Scenario File Format
Test scenarios live in temp/os-evolution-verifier/scenarios/:
{
"id": "TEST-1",
"name": "Path C — monitoring agent gap fill",
"category": 4,
"path": "C",
"prompt": "There's no skill for automatically monitoring plugin health and flagging stale evals — I want to create one.",
"expected_artifact": "tasks/todo/copilot_prompt_",
"artifact_check": "file_prefix",
"expected_behavior": "os-architect classifies as Cat4 Gap Fill, runs audit, proposes Path C, dispatches os-evolution-planner to write task plan + copilot_prompt file",
"failure_mode": "agent routes to wrong category or fails to dispatch os-evolution-planner"
}
Smoke Tests
Three fast verification cases to confirm the skill itself is working:
Smoke 1 — Heartbeat check: Run heartbeat only, confirm HEARTBEAT_OK in output.

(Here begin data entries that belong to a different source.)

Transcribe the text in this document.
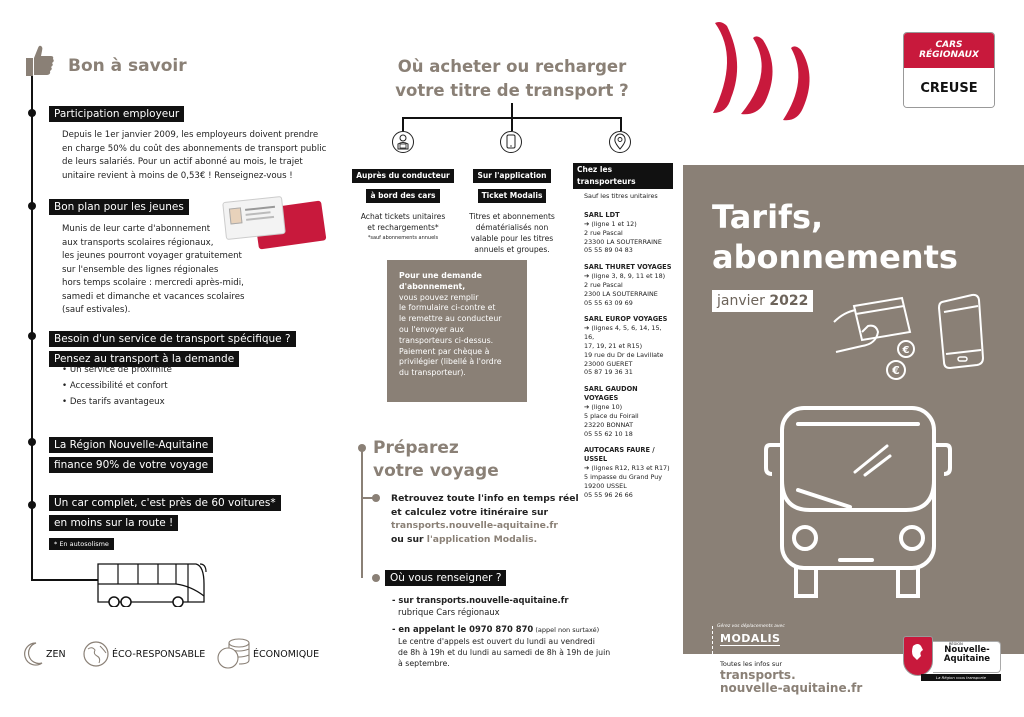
Bon à savoir
Participation employeur
Depuis le 1er janvier 2009, les employeurs doivent prendre
en charge 50% du coût des abonnements de transport public
de leurs salariés. Pour un actif abonné au mois, le trajet
unitaire revient à moins de 0,53€ ! Renseignez-vous !
Bon plan pour les jeunes
Munis de leur carte d'abonnement
aux transports scolaires régionaux,
les jeunes pourront voyager gratuitement
sur l'ensemble des lignes régionales
hors temps scolaire : mercredi après-midi,
samedi et dimanche et vacances scolaires
(sauf estivales).
Besoin d'un service de transport spécifique ?
Pensez au transport à la demande
• Un service de proximité
• Accessibilité et confort
• Des tarifs avantageux
La Région Nouvelle-Aquitaine
finance 90% de votre voyage
Un car complet, c'est près de 60 voitures*
en moins sur la route !
* En autosolisme
ZEN	ÉCO-RESPONSABLE	ÉCONOMIQUE
Où acheter ou recharger
votre titre de transport ?
Auprès du conducteur
à bord des cars
Achat tickets unitaires
et rechargements*
*sauf abonnements annuels
Sur l'application
Ticket Modalis
Titres et abonnements
dématérialisés non
valable pour les titres
annuels et groupes.
Chez les transporteurs
Sauf les titres unitaires
SARL LDT
➔ (ligne 1 et 12)
2 rue Pascal
23300 LA SOUTERRAINE
05 55 89 04 83
SARL THURET VOYAGES
➔ (ligne 3, 8, 9, 11 et 18)
2 rue Pascal
2300 LA SOUTERRAINE
05 55 63 09 69
SARL EUROP VOYAGES
➔ (lignes 4, 5, 6, 14, 15, 16,
17, 19, 21 et R15)
19 rue du Dr de Lavillate
23000 GUERET
05 87 19 36 31
SARL GAUDON VOYAGES
➔ (ligne 10)
5 place du Foirail
23220 BONNAT
05 55 62 10 18
AUTOCARS FAURE /
USSEL
➔ (lignes R12, R13 et R17)
5 impasse du Grand Puy
19200 USSEL
05 55 96 26 66
Pour une demande
d'abonnement,
vous pouvez remplir
le formulaire ci-contre et
le remettre au conducteur
ou l'envoyer aux
transporteurs ci-dessus.
Paiement par chèque à
privilégier (libellé à l'ordre
du transporteur).
Préparez
votre voyage
Retrouvez toute l'info en temps réel
et calculez votre itinéraire sur
transports.nouvelle-aquitaine.fr
ou sur l'application Modalis.
Où vous renseigner ?
- sur transports.nouvelle-aquitaine.fr
rubrique Cars régionaux
- en appelant le 0970 870 870 (appel non surtaxé)
Le centre d'appels est ouvert du lundi au vendredi
de 8h à 19h et du lundi au samedi de 8h à 19h de juin
à septembre.
CARS
RÉGIONAUX
CREUSE
Tarifs,
abonnements
janvier 2022
€
€
Gérez vos déplacements avec
MODALIS
Toutes les infos sur
transports.
nouvelle-aquitaine.fr
RÉGION
Nouvelle-
Aquitaine
La Région vous transporte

Expected: heartbeat.md non-empty, contains HEARTBEAT_OK. Time: <30s.
Smoke 2 — Single scenario dry run: Run TEST-1 (Path C gap fill). Confirm output file
is >100 lines. Time: <3 min.
Smoke 3 — HANDOFF_BLOCK field scan: On an existing output file, run the 7-field grep.
Confirm all 7 fields found. Time: <5s.
Gotchas
-
Output files must be >100 lines: A Copilot CLI call that returns <50 lines usually means
the model hit a refusal, the system prompt was too long, or the heartbeat was skipped.
Always heartbeat first and always check wc -l before running artifact checks.
-
Single-shot simulation ≠ real dispatch: os-architect in simulation mode cannot write
files to disk (no Write tool access during simulation). Artifact checks for Path B/C test
whether the agent PROPOSES the correct files in its output, not whether they exist on disk.
Real file-existence checks only apply when os-architect is run with full tool access.
-
HANDOFF_BLOCK field order matters for grep: Use grep -q "FIELD:" not grep -q "FIELD" —
otherwise partial matches on word fragments will produce false positives.
-
Confidence model check is order-sensitive: The clarifying question must appear BEFORE any
audit output. Line-number comparison is required; simple grep -q is insufficient.
-
temp/ files are ephemeral — distinguish shell restart from crash: If a run was
interrupted by a shell restart and temp/copilot_output_*.md is missing, set
STATUS: intentional_pause, VERDICT: PARTIAL (inconclusive) — the run never completed.
If the file is present but < 50 lines AND run_agent.py returned non-zero, set
STATUS: crashed, VERDICT: FAIL — the agent halted unexpectedly. Never report a
silent crash as PARTIAL.
-
OUTPUTS field path normalization: HANDOFF_BLOCK OUTPUTS lists paths relative to project
root. Normalize before checking (strip leading ./, resolve ~). A path mismatch between
declared and actual is a schema drift signal, not a file-missing signal.
-
Category 5 tests produce two sequential dispatches: When verifying Category 5 output,
check that two separate PATH / TARGET pairs appear in HANDOFF_BLOCK, not one.